Isla also suffers severe pain in her legs which gets worse as the day progresses:
Isla, who has endured two operations, takes medicine three times a day, needs regular physiotherapy and wears splints on her legs at night time. For walking short distances, she wears special shoes provided by her local hospital. “Isla has a very tiny foot in length, but excessively wide, with a very high arch and instep,” explains Karen, who also has the inherited disease.
Karen is keenly aware of the challenges Isla will face as she grows up: “I suspect Isla will need further surgery and we’ve accepted that she’s going to be using a wheelchair long term. For us, the biggest issue is pain management,” she says.
But Karen and husband Barry are hopeful that research funded by Action which aims to slow down disease progression or even prevent symptoms may one day help children like Isla.

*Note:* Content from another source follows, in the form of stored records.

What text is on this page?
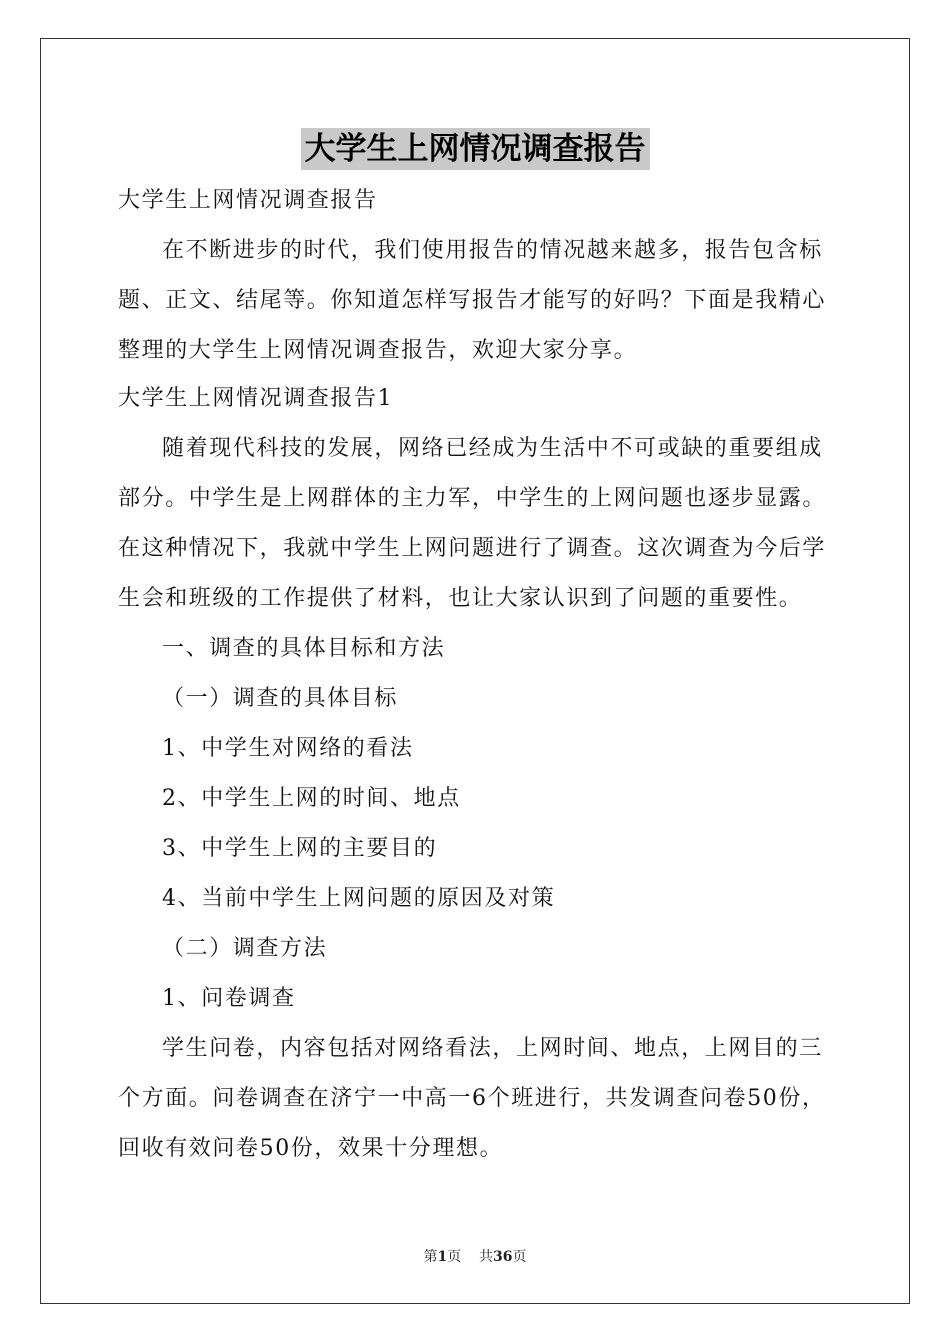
大学生上网情况调查报告
大学生上网情况调查报告
在不断进步的时代，我们使用报告的情况越来越多，报告包含标
题、正文、结尾等。你知道怎样写报告才能写的好吗？下面是我精心
整理的大学生上网情况调查报告，欢迎大家分享。
大学生上网情况调查报告1
随着现代科技的发展，网络已经成为生活中不可或缺的重要组成
部分。中学生是上网群体的主力军，中学生的上网问题也逐步显露。
在这种情况下，我就中学生上网问题进行了调查。这次调查为今后学
生会和班级的工作提供了材料，也让大家认识到了问题的重要性。
一、调查的具体目标和方法
（一）调查的具体目标
1、中学生对网络的看法
2、中学生上网的时间、地点
3、中学生上网的主要目的
4、当前中学生上网问题的原因及对策
（二）调查方法
1、问卷调查
学生问卷，内容包括对网络看法，上网时间、地点，上网目的三
个方面。问卷调查在济宁一中高一6个班进行，共发调查问卷50份，
回收有效问卷50份，效果十分理想。
第1页 共36页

And they are immensely proud of their daughter, who already swims competitively and wants to swim in the Paralympics one day.
In recent years Isla’s condition has worsened, and she is currently waiting for more surgery. Karen says: "She has episodes of bad nerve spasms which she didn’t used to have. Unfortunately, Isla isn't able to swim competitively anymore as the COVID-19 lockdowns had a big effect on her mobility. However, she does now play wheelchair basketball and wheelchair tennis, and is studying for her GCSE's."